Thanks to large pools of capital-seeking deals, PE firms have been increasingly active in M&A–real estate M&A, specifically. And, as deal competition within the real estate space continues to accelerate, so has deal volume–by 59 percent. Since 2021, the market has more than doubled from $45.8 billion in H1 2021 to $95.8 billion in H1 2022.
But real estate isn’t the only industry on the up. Keep reading as we share key findings and predictions for the future of real estate M&A, along with the critical role technology and healthcare play in the future of the M&A space.
Spotlight: Real Estate M&A
Much of the boom we’re seeing in real estate M&A stems from the pressure placed on VCs to deploy a record level of dry powder. Factors, such as highly liquid private markets that facilitate fast exit opportunities, have continued to drive several REIT privatizations. With expectations that rent will continue to rise, and demand for rental housing at an all-time high, real estate assets, such as multifamily properties, remain attractive for investors worried about rising inflation. And the space shows no signs of slowing down.
For example, Blackstone recently announced its all-cash, $7.6 billion acquisition of PS Business Parks, a REIT that acquires, develops, owns and operates commercial properties, predominantly multi-tenant industrial, industrial-flex and low-rise suburban office space. The price represented a premium of approximately 42 percent to the target’s stock, and the agreement had a break fee of $29 million and a reverse break fee of $58 million. Lone Star Funds acquired Home Properties, an apartment REIT, for $4.4 billion. The deal represented a 9 percent premium for the target’s stock and had a $150 million break fee and a reverse break fee of $300 million.
Despite expectations of a downturn, these deals indicate a strong signal not only for the ability of the real estate M&A space to defy the odds stacked against them but also for growth in deal activity across the entire sector.
Friend-Shoring Could Derail M&As Resilient Outlook
While real estate remains hot, PEs are continuing to pursue growth and value-driven deals, and there is still a strong appetite for cross-border deals on a global scale. As a result, Executives can be a bit more selective in who they do deals with and can ‘friend-shore’ their operations to pursue transactions closer to home before having to execute a truly global approach.
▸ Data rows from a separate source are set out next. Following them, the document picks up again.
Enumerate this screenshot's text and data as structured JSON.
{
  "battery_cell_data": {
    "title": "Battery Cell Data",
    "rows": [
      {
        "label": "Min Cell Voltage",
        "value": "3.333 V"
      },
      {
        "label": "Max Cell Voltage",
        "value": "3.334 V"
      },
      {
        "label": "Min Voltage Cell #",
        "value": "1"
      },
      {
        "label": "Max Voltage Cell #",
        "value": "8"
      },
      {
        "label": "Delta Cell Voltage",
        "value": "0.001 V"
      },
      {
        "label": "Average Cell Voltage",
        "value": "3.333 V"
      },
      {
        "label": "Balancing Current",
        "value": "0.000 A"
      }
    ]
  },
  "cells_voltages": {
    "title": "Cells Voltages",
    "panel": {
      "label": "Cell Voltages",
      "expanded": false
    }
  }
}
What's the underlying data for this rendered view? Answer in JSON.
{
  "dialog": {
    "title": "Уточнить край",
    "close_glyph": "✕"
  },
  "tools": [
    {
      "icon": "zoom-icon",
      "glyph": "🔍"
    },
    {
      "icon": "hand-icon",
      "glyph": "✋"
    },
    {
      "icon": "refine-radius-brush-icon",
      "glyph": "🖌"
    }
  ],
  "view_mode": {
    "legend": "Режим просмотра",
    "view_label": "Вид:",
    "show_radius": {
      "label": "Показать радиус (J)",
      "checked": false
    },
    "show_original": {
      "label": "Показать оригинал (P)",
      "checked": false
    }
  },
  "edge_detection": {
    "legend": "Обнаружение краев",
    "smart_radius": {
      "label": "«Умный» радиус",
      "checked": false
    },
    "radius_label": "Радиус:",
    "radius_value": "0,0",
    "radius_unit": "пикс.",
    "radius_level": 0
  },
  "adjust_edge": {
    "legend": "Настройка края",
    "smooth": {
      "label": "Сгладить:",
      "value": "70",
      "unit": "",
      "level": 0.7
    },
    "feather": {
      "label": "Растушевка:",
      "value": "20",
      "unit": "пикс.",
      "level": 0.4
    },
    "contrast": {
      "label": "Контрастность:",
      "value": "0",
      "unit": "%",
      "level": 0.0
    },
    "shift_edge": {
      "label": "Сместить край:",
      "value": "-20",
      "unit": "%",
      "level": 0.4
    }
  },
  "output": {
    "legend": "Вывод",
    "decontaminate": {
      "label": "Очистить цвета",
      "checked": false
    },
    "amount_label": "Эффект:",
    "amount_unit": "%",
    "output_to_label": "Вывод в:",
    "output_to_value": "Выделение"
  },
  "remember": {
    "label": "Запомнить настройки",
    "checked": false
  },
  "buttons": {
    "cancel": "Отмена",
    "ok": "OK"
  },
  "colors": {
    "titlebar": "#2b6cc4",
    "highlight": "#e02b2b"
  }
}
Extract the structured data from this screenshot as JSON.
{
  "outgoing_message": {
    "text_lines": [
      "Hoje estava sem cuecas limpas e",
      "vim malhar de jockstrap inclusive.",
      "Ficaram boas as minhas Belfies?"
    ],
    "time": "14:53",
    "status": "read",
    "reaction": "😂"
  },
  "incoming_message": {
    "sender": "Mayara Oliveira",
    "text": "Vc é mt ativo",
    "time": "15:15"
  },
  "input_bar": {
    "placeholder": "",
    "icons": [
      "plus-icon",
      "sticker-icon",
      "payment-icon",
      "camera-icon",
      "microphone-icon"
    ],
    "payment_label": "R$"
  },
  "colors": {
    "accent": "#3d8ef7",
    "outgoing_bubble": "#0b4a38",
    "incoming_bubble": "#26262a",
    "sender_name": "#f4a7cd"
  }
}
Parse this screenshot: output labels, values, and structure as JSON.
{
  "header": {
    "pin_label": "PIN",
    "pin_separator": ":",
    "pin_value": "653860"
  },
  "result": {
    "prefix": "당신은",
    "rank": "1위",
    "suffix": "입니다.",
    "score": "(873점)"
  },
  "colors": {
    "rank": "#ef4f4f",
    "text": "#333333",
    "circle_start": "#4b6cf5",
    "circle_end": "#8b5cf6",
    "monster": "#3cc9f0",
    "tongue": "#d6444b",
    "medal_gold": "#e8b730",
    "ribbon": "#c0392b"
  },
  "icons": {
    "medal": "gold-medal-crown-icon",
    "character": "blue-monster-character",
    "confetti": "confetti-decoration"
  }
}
In this close-to-home approach, the centrality of technology in the M&A market becomes an essential component. Accounting for nearly a third of total deal activity, the growing demand for data security, enterprise software, and cloud-based services has been a key driver of M&A for nearly two years.
As consumer businesses get further exposed to key issues in the broader economy at scale (particularly regarding inflation), healthcare companies will have significant funds at hand to deploy. Pair that with the rapid decline in biotech valuations, and the coming months could prove fruitful for the life sciences and consumer sectors, which are expected to accelerate in deal activity.
Keep Pace with Trends in M&A
While global M&A has proven to be resilient despite recent unforeseen challenges (such as lockdown and a rocky economy), it’s uncertain whether it will be able to sustain any future shocks.